Recognized as one of the United Nations Millennium Development Goals (MDGs) – MDG 6 – and named as one of the UN Secretary-General’s top priorities under his second mandate, malaria impacts all aspects of development; malaria is a disease associated with lack of socio-economic development, poverty, marginalization and exploitation. Costing the African continent alone an estimate minimum of US $12 billion in lost productivity each year in the private sector only, malaria is widely considered as an obstacle to economic development.
While global funding for malaria reached unprecedented levels in 2010, challenging economic times have left an estimated US $5 billion annual funding gap in order to reach universal coverage of malaria control measures. In Africa alone, we face a funding gap of US $3.6 billion through 2015 that jeopardizes the progress made and threatens to keep communities from reaching their full potential.

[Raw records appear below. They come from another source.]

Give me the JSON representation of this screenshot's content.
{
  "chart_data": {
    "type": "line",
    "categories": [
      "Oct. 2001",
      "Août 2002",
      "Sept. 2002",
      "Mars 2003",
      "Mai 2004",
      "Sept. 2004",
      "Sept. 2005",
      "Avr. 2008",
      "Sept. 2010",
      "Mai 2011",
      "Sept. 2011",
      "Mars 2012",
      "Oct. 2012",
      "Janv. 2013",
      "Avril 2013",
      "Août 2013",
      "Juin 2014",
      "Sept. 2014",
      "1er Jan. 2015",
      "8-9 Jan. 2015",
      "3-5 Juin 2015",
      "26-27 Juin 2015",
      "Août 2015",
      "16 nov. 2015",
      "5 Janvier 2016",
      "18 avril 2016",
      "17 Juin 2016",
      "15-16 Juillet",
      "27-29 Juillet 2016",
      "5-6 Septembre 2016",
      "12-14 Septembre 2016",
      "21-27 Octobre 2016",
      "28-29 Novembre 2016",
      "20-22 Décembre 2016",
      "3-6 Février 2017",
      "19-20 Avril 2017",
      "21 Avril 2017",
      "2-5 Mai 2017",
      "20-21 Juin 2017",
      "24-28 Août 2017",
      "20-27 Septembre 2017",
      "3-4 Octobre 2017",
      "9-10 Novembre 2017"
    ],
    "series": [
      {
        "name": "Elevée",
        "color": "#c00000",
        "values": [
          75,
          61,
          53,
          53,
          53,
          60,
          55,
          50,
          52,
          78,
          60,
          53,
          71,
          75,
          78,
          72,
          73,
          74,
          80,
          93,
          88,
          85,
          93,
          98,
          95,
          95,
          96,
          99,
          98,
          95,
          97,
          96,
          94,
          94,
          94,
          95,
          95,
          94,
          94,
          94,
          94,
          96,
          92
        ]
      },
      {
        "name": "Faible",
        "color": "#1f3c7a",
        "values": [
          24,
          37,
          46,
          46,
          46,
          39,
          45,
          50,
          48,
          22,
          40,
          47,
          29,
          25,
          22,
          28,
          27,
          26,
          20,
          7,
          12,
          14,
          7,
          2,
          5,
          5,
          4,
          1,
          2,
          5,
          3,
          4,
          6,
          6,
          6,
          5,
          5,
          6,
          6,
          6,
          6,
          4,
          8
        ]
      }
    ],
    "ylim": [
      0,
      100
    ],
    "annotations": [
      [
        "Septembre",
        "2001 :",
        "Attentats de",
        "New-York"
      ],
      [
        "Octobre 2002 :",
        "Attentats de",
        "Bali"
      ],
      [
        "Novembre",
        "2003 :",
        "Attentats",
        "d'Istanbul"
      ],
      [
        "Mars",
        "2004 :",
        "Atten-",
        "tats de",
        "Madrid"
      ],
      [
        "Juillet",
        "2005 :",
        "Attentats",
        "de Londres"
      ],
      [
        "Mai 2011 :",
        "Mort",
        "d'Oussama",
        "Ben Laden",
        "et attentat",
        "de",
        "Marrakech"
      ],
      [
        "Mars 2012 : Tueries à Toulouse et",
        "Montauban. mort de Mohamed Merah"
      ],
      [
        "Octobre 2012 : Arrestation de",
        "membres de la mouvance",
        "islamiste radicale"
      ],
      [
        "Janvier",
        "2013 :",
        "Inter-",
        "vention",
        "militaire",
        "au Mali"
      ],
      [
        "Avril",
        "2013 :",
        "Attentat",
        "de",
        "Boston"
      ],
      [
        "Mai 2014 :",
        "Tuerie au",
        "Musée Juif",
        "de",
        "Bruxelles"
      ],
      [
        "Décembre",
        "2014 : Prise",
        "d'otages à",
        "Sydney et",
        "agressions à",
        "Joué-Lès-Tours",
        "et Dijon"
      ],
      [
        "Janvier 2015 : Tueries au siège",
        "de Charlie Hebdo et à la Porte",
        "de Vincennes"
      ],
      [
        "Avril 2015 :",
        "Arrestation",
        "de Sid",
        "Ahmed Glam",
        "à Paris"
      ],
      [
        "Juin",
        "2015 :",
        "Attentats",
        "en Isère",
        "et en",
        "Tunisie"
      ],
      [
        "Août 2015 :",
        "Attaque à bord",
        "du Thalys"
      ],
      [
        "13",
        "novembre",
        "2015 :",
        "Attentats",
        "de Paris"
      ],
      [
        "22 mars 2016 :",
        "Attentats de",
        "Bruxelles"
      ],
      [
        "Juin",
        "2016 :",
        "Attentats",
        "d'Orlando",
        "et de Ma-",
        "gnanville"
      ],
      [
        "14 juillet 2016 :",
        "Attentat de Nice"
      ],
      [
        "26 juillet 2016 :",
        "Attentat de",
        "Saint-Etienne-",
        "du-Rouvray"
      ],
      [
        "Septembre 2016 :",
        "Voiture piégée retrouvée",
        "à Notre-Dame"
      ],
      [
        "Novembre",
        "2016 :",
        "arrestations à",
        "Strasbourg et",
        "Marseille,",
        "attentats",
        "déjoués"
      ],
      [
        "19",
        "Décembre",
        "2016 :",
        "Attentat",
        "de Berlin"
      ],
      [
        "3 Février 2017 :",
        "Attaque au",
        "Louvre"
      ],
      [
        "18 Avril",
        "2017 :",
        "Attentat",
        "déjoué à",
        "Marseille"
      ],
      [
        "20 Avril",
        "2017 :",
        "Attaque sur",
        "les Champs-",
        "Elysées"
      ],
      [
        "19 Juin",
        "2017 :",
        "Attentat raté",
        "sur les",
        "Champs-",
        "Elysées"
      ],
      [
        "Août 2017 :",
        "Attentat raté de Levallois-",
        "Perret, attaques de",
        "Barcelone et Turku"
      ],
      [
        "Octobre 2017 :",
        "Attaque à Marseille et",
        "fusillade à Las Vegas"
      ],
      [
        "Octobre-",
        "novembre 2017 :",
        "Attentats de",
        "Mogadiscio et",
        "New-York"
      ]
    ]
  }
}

The Roll Back Malaria Partnership (RBM)
The Roll Back Malaria Partnership (RBM) is the global framework for coordinated action against malaria. Founded in 1998 by UNICEF, WHO, UNDP and the World Bank and strengthened by the expertise, resources and commitment of more than 500 partner organizations, RBM is a public-private partnership that facilitates the incubation of new ideas, lends support to innovative approaches, promotes high-level political commitment and keeps malaria high on the global agenda by enabling, harmonizing and amplifying partner-driven advocacy initiatives. RBM secures policy guidance and financial and technical support for control efforts in countries and monitors progress towards universal goals.
The United Nations Development Programme (UNDP)
UNDP partners with people at all levels of society to help build nations that can withstand crisis, and drive and sustain the kind of growth that improves the quality of life for everyone. On the ground in 177 countries and territories, we offer global perspective and local insight to help empower lives and build resilient nations. World leaders have pledged to achieve the Millennium Development Goals, including the overarching goal of cutting poverty in half by 2015. UNDP’s network links and coordinates global and national efforts to reach these Goals.